Pour lui, que l'on soit réfugié politique ou réfugié dans nos propres doutes et certitudes, nous avions tous le même statut. Et j'étais la, voyageant depuis un moment avec mes carnets de bord et mon « Afghan Box », - cette mystérieuse boîte en bois me servant à la fois d'appareil photo et de labo de développement-, a me demander quel lien implicite reliait toutes ces personnes photographiées rencontrées sur mon chemin. Et si Jeff avait raison ?
Tout réfugié a une histoire à raconter, que ce soit par les mots, le cœur, le corps, ou par les émotions qu'il renvoi. Etait-ce ce que je voulais capturer et figer sur le papier baryté à l'aide des sels d'argent ? Et par la même occasion, comprendre mon rapport au monde, trouver ma propre place et l'affirmer ? Les paroles de Jeff me donnait le fil rouge d'une pratique que je croyais hasardeuse depuis des années, alors qu'elle s'approchait petit à petit du chemin initiatique. Comprendre les autres pour mieux se comprendre, et inversement. L'effet miroir est inévitable, et cette boîte, personnifiée en Cyclope au fil du temps, me le rappelait à chaque prise de vue.

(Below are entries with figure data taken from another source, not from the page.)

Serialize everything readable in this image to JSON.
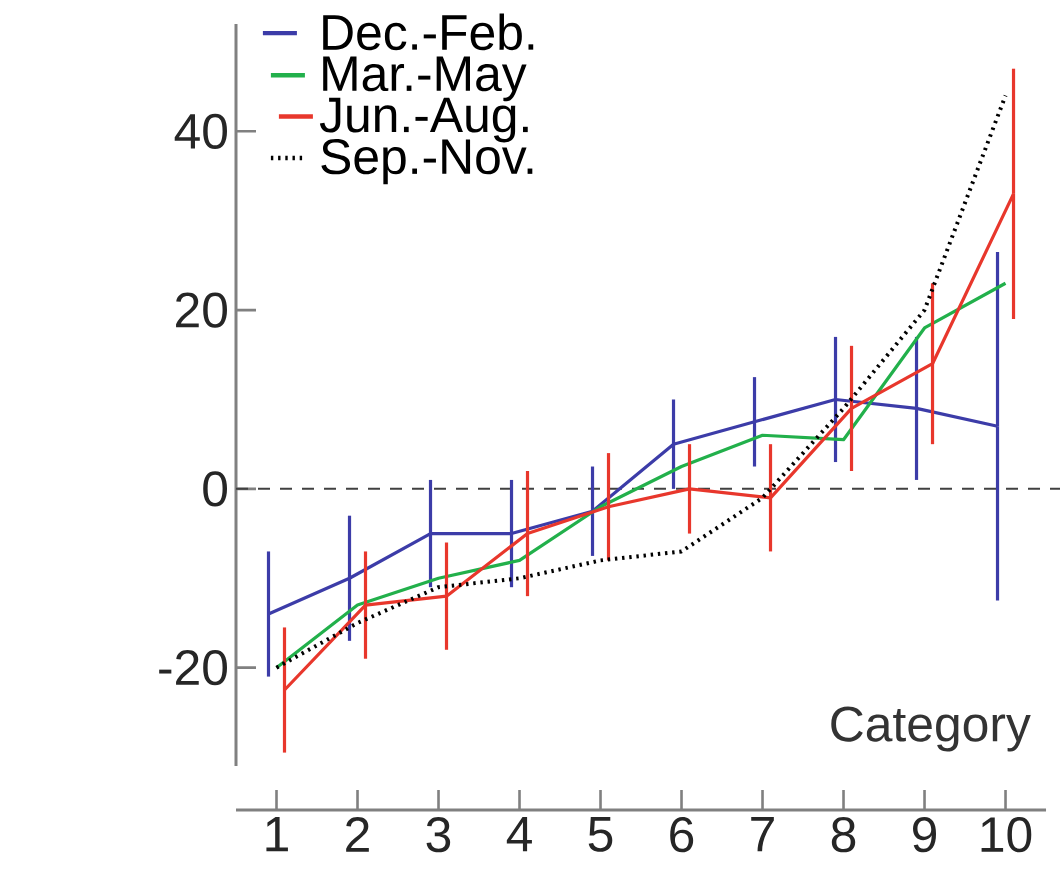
{
  "chart_data": {
    "type": "line",
    "xlabel": "Category",
    "categories": [
      "1",
      "2",
      "3",
      "4",
      "5",
      "6",
      "7",
      "8",
      "9",
      "10"
    ],
    "ylim": [
      -31,
      52
    ],
    "yticks": [
      -20,
      0,
      20,
      40
    ],
    "legend": "top left",
    "marker": "none",
    "grid": false,
    "ref_lines": [
      {
        "axis": "y",
        "value": 0,
        "line_style": "dashed",
        "color": "#404040"
      }
    ],
    "series": [
      {
        "name": "Dec.-Feb.",
        "color": "#3c3ca8",
        "line_style": "solid",
        "values": [
          -14,
          -10,
          -5,
          -5,
          -2.5,
          5,
          7.5,
          10,
          9,
          7
        ],
        "errors": [
          7,
          7,
          6,
          6,
          5,
          5,
          5,
          7,
          8,
          19.5
        ]
      },
      {
        "name": "Mar.-May",
        "color": "#22b04b",
        "line_style": "solid",
        "values": [
          -20,
          -13,
          -10,
          -8,
          -2,
          2.5,
          6,
          5.5,
          18,
          23
        ]
      },
      {
        "name": "Jun.-Aug.",
        "color": "#e8372c",
        "line_style": "solid",
        "values": [
          -22.5,
          -13,
          -12,
          -5,
          -2,
          0,
          -1,
          9,
          14,
          33
        ],
        "errors": [
          7,
          6,
          6,
          7,
          6,
          5,
          6,
          7,
          9,
          14
        ]
      },
      {
        "name": "Sep.-Nov.",
        "color": "#000000",
        "line_style": "dotted",
        "values": [
          -20,
          -15,
          -11,
          -10,
          -8,
          -7,
          -1,
          9,
          20,
          44
        ]
      }
    ]
  }
}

Ce procédé artisanal en noir et blanc contrasté me positionne à contre-courant face au flot d'image incessant déversé par le numérique.
Il est pourtant bon de ralentir le rythme, de se reconnecter avec l'autre et la matière. Abandonner les pixels et la couleur pour retrouver le bois, les odeurs des chimies et la texture du papier. Ne plus déclencher à tout va, mais se poser pour apprécier la lumière, cadrer, et discuter avec celui qui saura, durant ces deux secondes de lâcher prise, se dévoiler devant l'oeil du Cyclope.